Deanna Dunagan as Violet Weston(Photo by Joan Marcus) Yes, "life is very long. . . "(to quote T.S. Elliott, via family patriarch Beverly Weston) and, yes, so is August: Osage County (as noted by our Chicago critic Larry Bommer). But long isn't a bad thing. A boring ninety-minute, intermissionless play can seem endless. But the more than three hours fly by in this terrific three acter a by Tracy Letts, with its bakers' dozen of fully rounded, damaged characters portrayed by a group of the Chicago Steppenwolf Theatre Company's finest actors. Unlike Letts' raunchy thrillers, Killer Joe and Bugs, August: Osage County belongs to a long line of memorable plays about dysfunctional families whose members fight their weaknesses (booze, drugs, depression, adultery, guilt) and each other. Think Long Day's Journey into Night The Little Foxes, Crimes of the Heart, Cat on a Hot Tin Roof, Who's Afraid of Virginia Woolf? and Death of a Salesman.

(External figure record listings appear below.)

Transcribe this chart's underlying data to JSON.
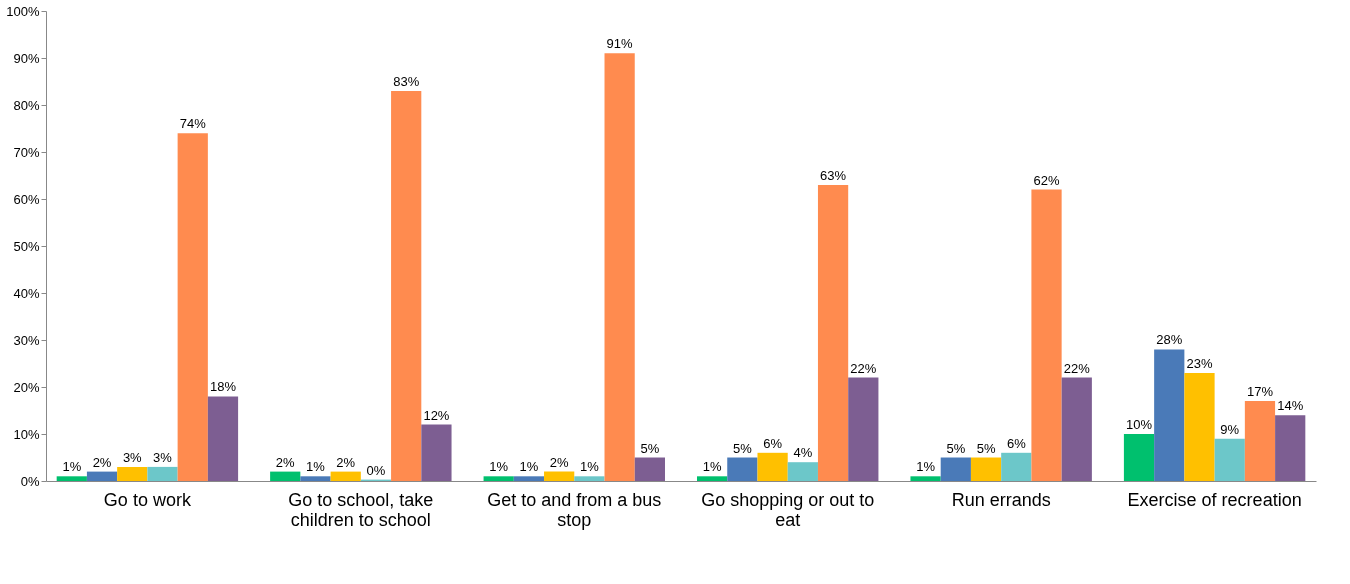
{
  "chart_data": {
    "type": "bar",
    "categories": [
      "Go to work",
      "Go to school, take children to school",
      "Get to and from a bus stop",
      "Go shopping or out to eat",
      "Run errands",
      "Exercise of recreation"
    ],
    "series": [
      {
        "color": "#00c06e",
        "values": [
          1,
          2,
          1,
          1,
          1,
          10
        ],
        "value_labels": [
          "1%",
          "2%",
          "1%",
          "1%",
          "1%",
          "10%"
        ]
      },
      {
        "color": "#4a7ab8",
        "values": [
          2,
          1,
          1,
          5,
          5,
          28
        ],
        "value_labels": [
          "2%",
          "1%",
          "1%",
          "5%",
          "5%",
          "28%"
        ]
      },
      {
        "color": "#ffc000",
        "values": [
          3,
          2,
          2,
          6,
          5,
          23
        ],
        "value_labels": [
          "3%",
          "2%",
          "2%",
          "6%",
          "5%",
          "23%"
        ]
      },
      {
        "color": "#6cc7c9",
        "values": [
          3,
          0.3,
          1,
          4,
          6,
          9
        ],
        "value_labels": [
          "3%",
          "0%",
          "1%",
          "4%",
          "6%",
          "9%"
        ]
      },
      {
        "color": "#ff8b4f",
        "values": [
          74,
          83,
          91,
          63,
          62,
          17
        ],
        "value_labels": [
          "74%",
          "83%",
          "91%",
          "63%",
          "62%",
          "17%"
        ]
      },
      {
        "color": "#7d5e92",
        "values": [
          18,
          12,
          5,
          22,
          22,
          14
        ],
        "value_labels": [
          "18%",
          "12%",
          "5%",
          "22%",
          "22%",
          "14%"
        ]
      }
    ],
    "ylim": [
      0,
      100
    ],
    "yticks": [
      {
        "value": 0,
        "label": "0%"
      },
      {
        "value": 10,
        "label": "10%"
      },
      {
        "value": 20,
        "label": "20%"
      },
      {
        "value": 30,
        "label": "30%"
      },
      {
        "value": 40,
        "label": "40%"
      },
      {
        "value": 50,
        "label": "50%"
      },
      {
        "value": 60,
        "label": "60%"
      },
      {
        "value": 70,
        "label": "70%"
      },
      {
        "value": 80,
        "label": "80%"
      },
      {
        "value": 90,
        "label": "90%"
      },
      {
        "value": 100,
        "label": "100%"
      }
    ],
    "grid": false,
    "legend": false
  }
}
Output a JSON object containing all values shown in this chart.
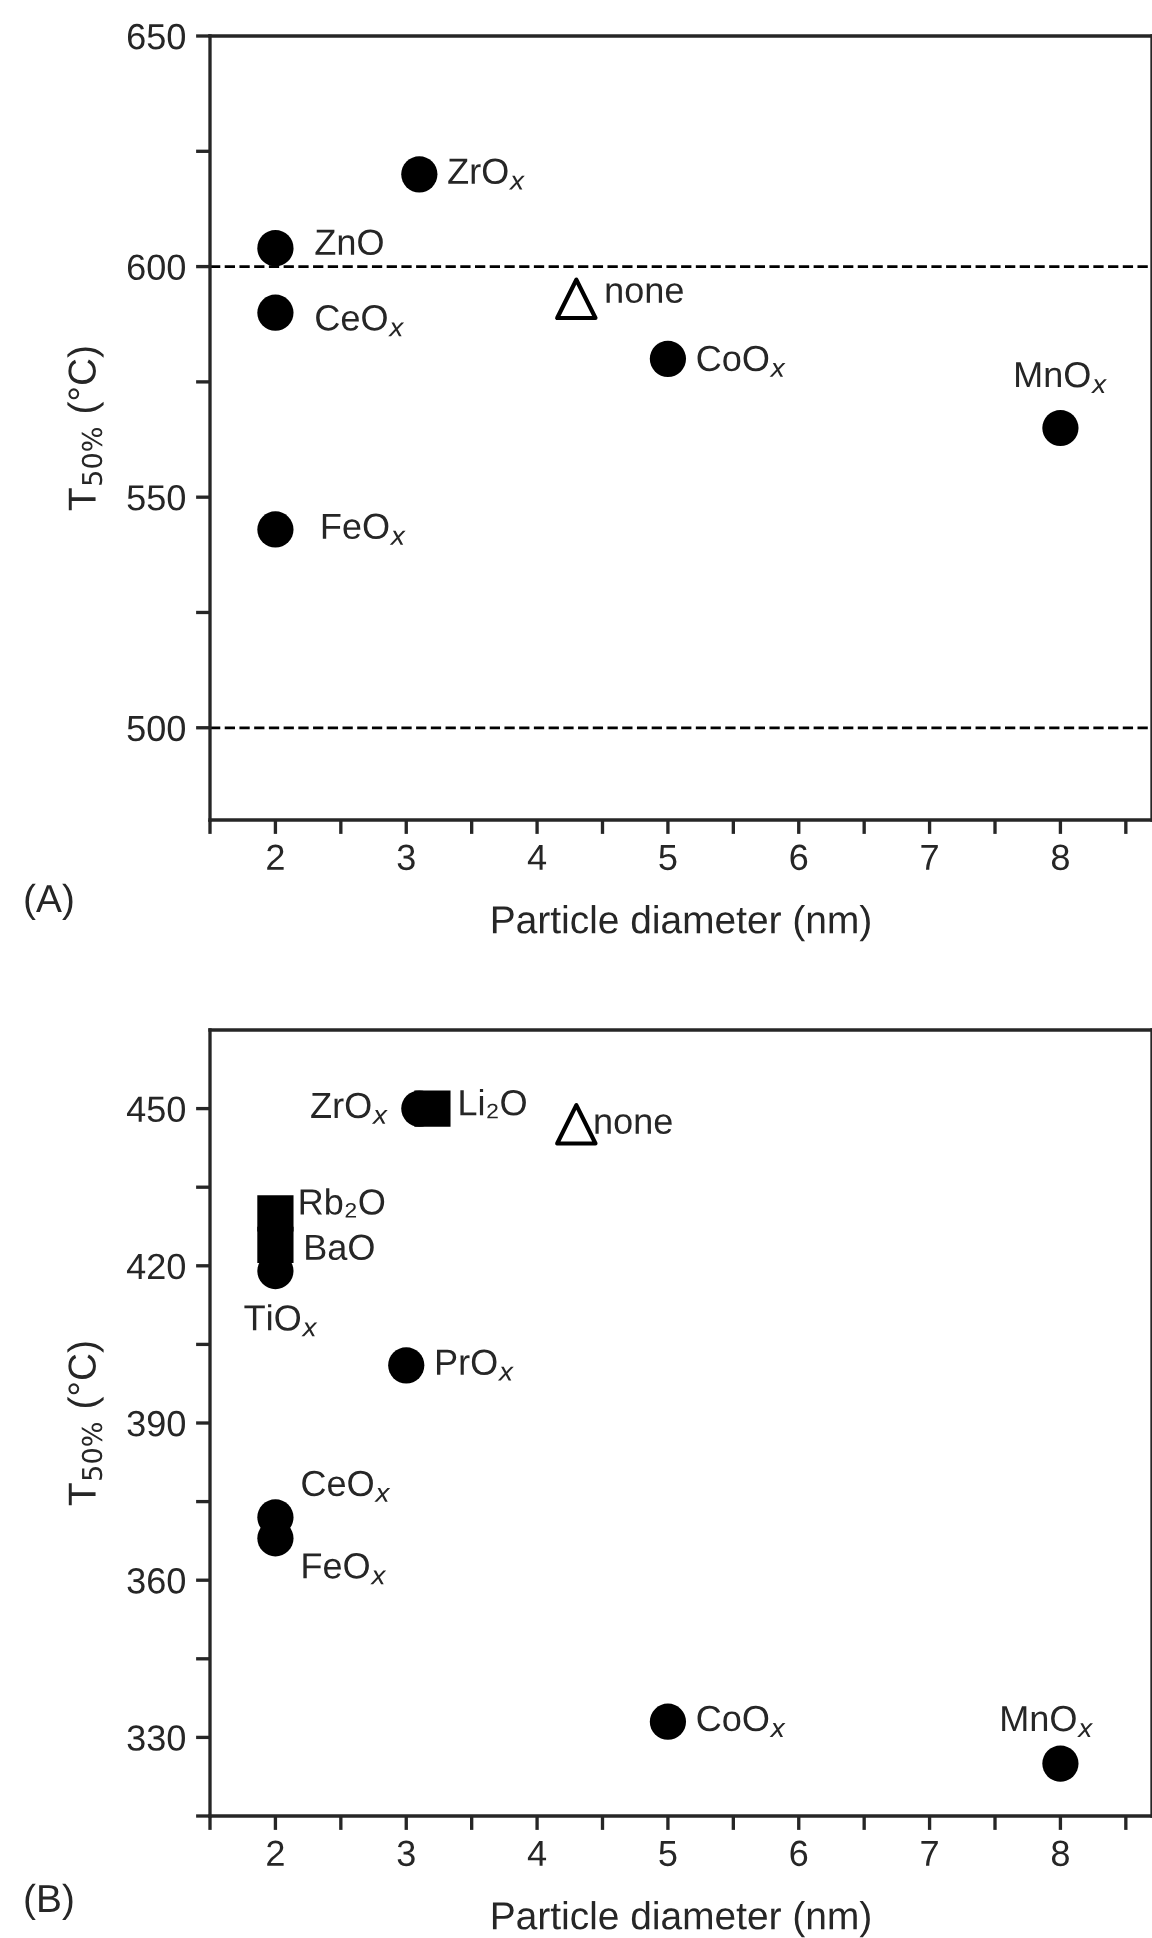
{
  "chart_data": [
    {
      "type": "scatter",
      "xlabel": "Particle diameter (nm)",
      "ylabel": "T$_{50%}$ (°C)",
      "xlim": [
        1.5,
        8.7
      ],
      "ylim": [
        480,
        650
      ],
      "xticks": [
        {
          "value": 1.5,
          "label": null
        },
        2,
        {
          "value": 2.5,
          "label": null
        },
        3,
        {
          "value": 3.5,
          "label": null
        },
        4,
        {
          "value": 4.5,
          "label": null
        },
        5,
        {
          "value": 5.5,
          "label": null
        },
        6,
        {
          "value": 6.5,
          "label": null
        },
        7,
        {
          "value": 7.5,
          "label": null
        },
        8,
        {
          "value": 8.5,
          "label": null
        }
      ],
      "yticks": [
        500,
        {
          "value": 525,
          "label": null
        },
        550,
        {
          "value": 575,
          "label": null
        },
        600,
        {
          "value": 625,
          "label": null
        },
        650
      ],
      "grid": false,
      "legend": false,
      "series": [
        {
          "marker": "circle",
          "color": "#000000",
          "x": [
            3.1,
            2,
            2,
            2,
            5,
            8
          ],
          "values": [
            620,
            604,
            590,
            543,
            580,
            565
          ]
        },
        {
          "marker": "triangle",
          "color": "#000000",
          "x": [
            4.3
          ],
          "values": [
            593
          ]
        }
      ],
      "ref_lines": [
        {
          "axis": "y",
          "value": 600,
          "line_style": "dashed",
          "color": "#000000"
        },
        {
          "axis": "y",
          "value": 500,
          "line_style": "dashed",
          "color": "#000000"
        }
      ],
      "annotations": [
        {
          "text": "ZrO$_{x}$",
          "x": 3.1,
          "y": 620
        },
        {
          "text": "ZnO",
          "x": 2,
          "y": 604
        },
        {
          "text": "CeO$_{x}$",
          "x": 2,
          "y": 590
        },
        {
          "text": "FeO$_{x}$",
          "x": 2,
          "y": 543
        },
        {
          "text": "none",
          "x": 4.3,
          "y": 593
        },
        {
          "text": "CoO$_{x}$",
          "x": 5,
          "y": 580
        },
        {
          "text": "MnO$_{x}$",
          "x": 8,
          "y": 565
        },
        "(A)"
      ]
    },
    {
      "type": "scatter",
      "xlabel": "Particle diameter (nm)",
      "ylabel": "T$_{50%}$ (°C)",
      "xlim": [
        1.5,
        8.7
      ],
      "ylim": [
        315,
        465
      ],
      "xticks": [
        {
          "value": 1.5,
          "label": null
        },
        2,
        {
          "value": 2.5,
          "label": null
        },
        3,
        {
          "value": 3.5,
          "label": null
        },
        4,
        {
          "value": 4.5,
          "label": null
        },
        5,
        {
          "value": 5.5,
          "label": null
        },
        6,
        {
          "value": 6.5,
          "label": null
        },
        7,
        {
          "value": 7.5,
          "label": null
        },
        8,
        {
          "value": 8.5,
          "label": null
        }
      ],
      "yticks": [
        {
          "value": 315,
          "label": null
        },
        330,
        {
          "value": 345,
          "label": null
        },
        360,
        {
          "value": 375,
          "label": null
        },
        390,
        {
          "value": 405,
          "label": null
        },
        420,
        {
          "value": 435,
          "label": null
        },
        450
      ],
      "grid": false,
      "legend": false,
      "series": [
        {
          "marker": "circle",
          "color": "#000000",
          "x": [
            3.1,
            2,
            3,
            2,
            2,
            5,
            8
          ],
          "values": [
            450,
            419,
            401,
            372,
            368,
            333,
            325
          ]
        },
        {
          "marker": "square",
          "color": "#000000",
          "x": [
            3.2,
            2,
            2
          ],
          "values": [
            450,
            430,
            424
          ]
        },
        {
          "marker": "triangle",
          "color": "#000000",
          "x": [
            4.3
          ],
          "values": [
            447
          ]
        }
      ],
      "annotations": [
        {
          "text": "ZrO$_{x}$",
          "x": 3.1,
          "y": 450
        },
        {
          "text": "Li₂O",
          "x": 3.2,
          "y": 450
        },
        {
          "text": "none",
          "x": 4.3,
          "y": 447
        },
        {
          "text": "Rb₂O",
          "x": 2,
          "y": 430
        },
        {
          "text": "BaO",
          "x": 2,
          "y": 424
        },
        {
          "text": "TiO$_{x}$",
          "x": 2,
          "y": 419
        },
        {
          "text": "PrO$_{x}$",
          "x": 3,
          "y": 401
        },
        {
          "text": "CeO$_{x}$",
          "x": 2,
          "y": 372
        },
        {
          "text": "FeO$_{x}$",
          "x": 2,
          "y": 368
        },
        {
          "text": "CoO$_{x}$",
          "x": 5,
          "y": 333
        },
        {
          "text": "MnO$_{x}$",
          "x": 8,
          "y": 325
        },
        "(B)"
      ]
    }
  ]
}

But expect a completely unique and distinctive addition to this genre. The plot device that brings the Weston clan to Todd Rosenthal's exquisitely detailed three-story house outside Pawhuska, Oklaoma maybe almost too facile, but it works. Beverly Weston (Dennis Letts, the author's father) gets the first scene which prepares us for the familiar but forever shocking emotional baggage to be unpacked. In what amounts to a long monologue, Beverly interviews Johanna Monevata (Kimberly Guerrero), a young Indian woman, for a job as housekeeper for the ramshackle house and as caretaker for his pill-addicted, cancer stricken wife Violet (a riveting no-holds barred Deanna Dunagan). The old-fashioned three-story dollhouse set can easily lull us into thinking we might be wrong to anticipate that Letts will roll out of a barrel full of Weston woes. But this is at best momentary. Even before that digressive opening scene interview is over, Violet Weston descends the circular staircase, a delicate looking woman, whose bent-over walk is as painful to watch as it must feel. Pain and regret have given her tongue an extra-sharp razor's edge (an ironic metaphor, given that it's mouth cancer she's suffering from).